David Nwachukwu, chairman, steering committee, Strengthening Public Finance in Nigeria, STREPFIN, disclosed this to newsmen at a press briefing recently in Lagos.
‘‘Many companies, because of government failings, spend a lot of resources in doing CSR. They build schools, hospitals, roads in the communities where they operate, not because it is their responsibility to provide that but because the government have failed and, to manage the restiveness in those communities, companies spend their resources, to do those things,’’ Nwachukwu said.
‘‘Now, those companies want to claim tax relief for such expenditures whereas the view of the taxman is that you can only claim tax relief if the expenditure is wholly, reasonably, exclusively and necessarily related to your operations.’’
The study on CSR, wages and taxes which was conducted by ActionAid and Oxfam in Rivers, Bayelsa and Delta State, is geared towards strengthening public financing management in Nigeria.
‘‘The first phase had focused on the expenditure side of revenue. What do we do to get more value for being expended by the government at different levels and ensure better coordination of expenditures?  That arose because we discovered that government at different levels overlap each other in incurring expenditure on projects,’’ Nwachukwu said.
‘‘The second leg of the project on strengthening public finance focused on the revenue side and in identifying the potential source of revenue for the government.’’

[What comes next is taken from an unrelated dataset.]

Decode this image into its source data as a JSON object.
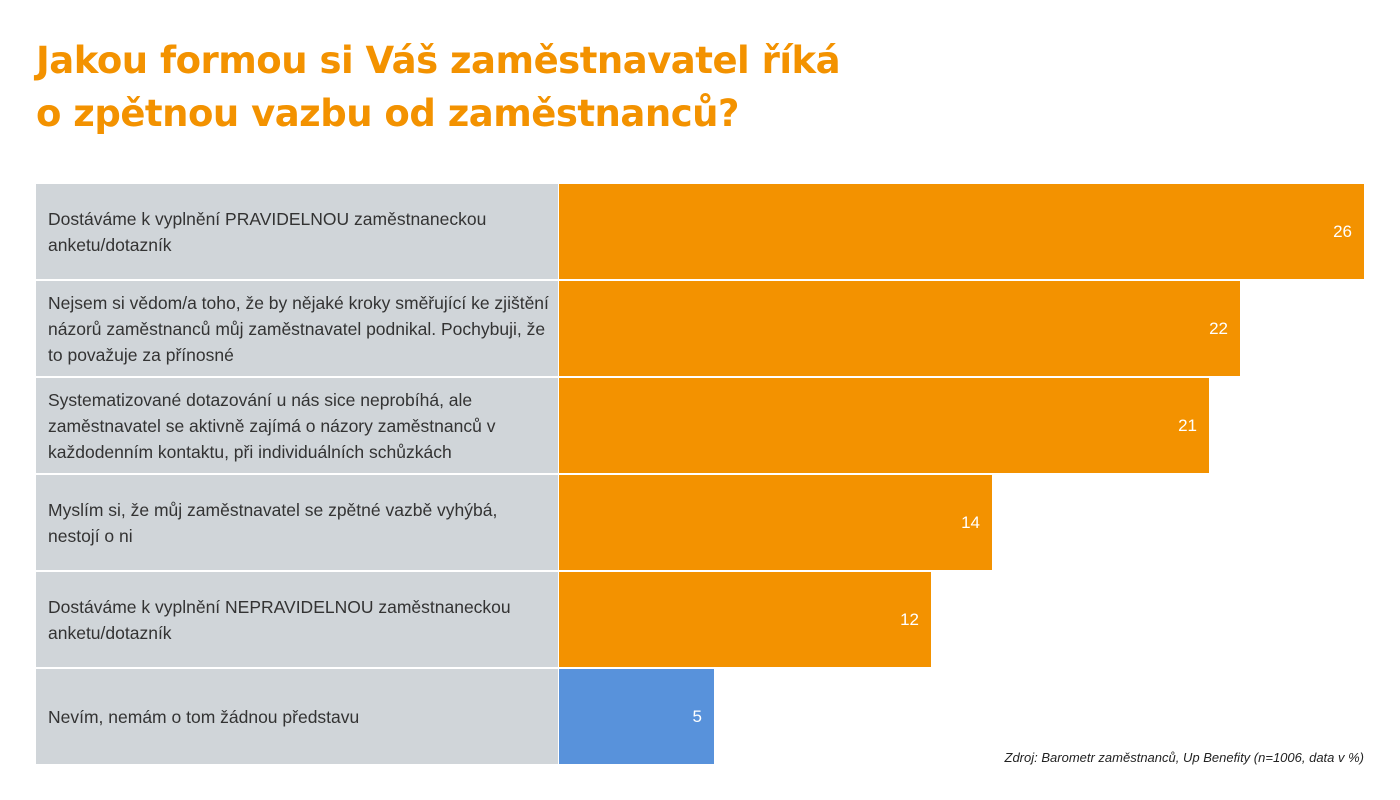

Nwachukwu also called on corporate organisations to allow CSR actions be driven by community need assessment as well as national development agenda in order to foster cohesion in the pursuit of relevant national development agenda particularly as relates to citizens welfare.
‘‘CSR actions do not necessarily flow solely from the community needs but rather based on joint company and community needs. In a number of places, it is the companies that decided on what they thought is best suited for the communities where they operate’,’’ he said.
Oluwole Elegbede, director of finance, ActionAid Nigeria, who represented the country director, spoke about ActionaAid and their role in the project.
‘‘The innovation for our work is eradicating poverty and a study we conducted linked poverty to corruption. In the past 6-7 years, we were reporting high GDP but people are still living in poverty and our economy is saying that we are doing well. One of the aims of this project is to find out how we can finance our development. If we are able to do that, we will be able to report that Nigeria is not just growing but we are also developing,’’ Elegbede said.
Paul Akioyamen, the consultant who led the study stressed the need for cohesion in terms of the way CSR is being done adding that CSR projects be done with the communities’ best interest in mind.